These parts are lighter than typical injection moulded components and yet cheap to manufacture. The components can also have enhanced strength and stiffness, even at lower weights. With the added benefit of reduced cooling times, the injection moulding cycle times can also be reduced.
Water can be used in a similar process to create hollow, strong parts. Water injection moulding is said to be even more effective than gas-assisted injection moulding at reducing cooling, and thus cycle, times. This is because water directly cools the part from the inside. However, both are equally effective at creating strong, hollow components.
Co-injection moulding
Engineers may want to combine two materials for a number of reasons. For example, they may want to save money by using a cheaper fill material, or combine polymers with different properties, whether they’re different colours or alternative mechanical qualities such as shock-absorbency.
Co-injection moulding is the method through which engineers can combine these materials. The technology has developed to combine polymers in a cavity that is filled in the same amount of time as a conventional injection mould.
Some companies have also developed co-injection moulding systems with separate streams for each plastic to enter the mould, or separate streams that go through the skin and core of the component. Resins can also be combined by co-injection nozzles at the injection mould gate before entering the cavity, dependent on the specific needs of the component.
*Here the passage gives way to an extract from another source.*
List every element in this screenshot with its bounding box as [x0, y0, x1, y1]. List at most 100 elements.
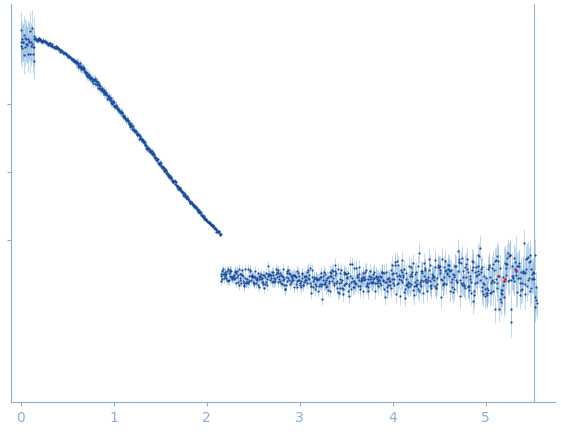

Mono-sandwich injection moulding
In the mono-sandwich method of injection moulding, two materials are injected into the mould via one passage into the cavity. The barrel of a standard injection moulding machine is filled with two types of plastic, with a different type of plastic at each end. The first enters the mould and forms a skin as it hardens on the mould surface. The second material follows and forms the core of the moulded component.
This process is great for creating rigid, strong parts that also have attractive textural surfaces, such as an elastomeric skin. It can also produce a foamed core with a solid skin, reducing material consumption, weight and cost. This means that the core can be produced from plastic that is unsightly or discoloured without damaging the aesthetics of the final component.
Two-shot injection moulding
Two-shot, or dual-shot, injection moulding produces parts that use two different polymers combined in a mould with two separate cavities and supplied by two injection units. A substrate is produced in the first cavity and then transferred to the second, where the finished part is made.
Two-shot moulding enables multi-coloured parts such as handles, grips, devices and enclosures to be created and enables the addition of soft-touch features. This process of injection moulding also allows for movable segments or components, such as hinges or springs, to be added to the finished component.
Micro-moulding
Injection moulding of very small parts requires moulding equipment that can operate with high precision. Producing injection moulded parts with a shot weight of one gram or less is classified as ‘micro moulding’. Here, the tool design can be complicated due to the minute nature of parts used.
However, it can be more cost-effective to mould small parts in a micro-moulding machine than to develop a multi-cavity tool for a standard size injection moulding machine producing very small parts. Balancing cost-effectiveness with the final component’s quality is essential to creating a customer’s perfect part, both with micro-moulding and any injection moulding process.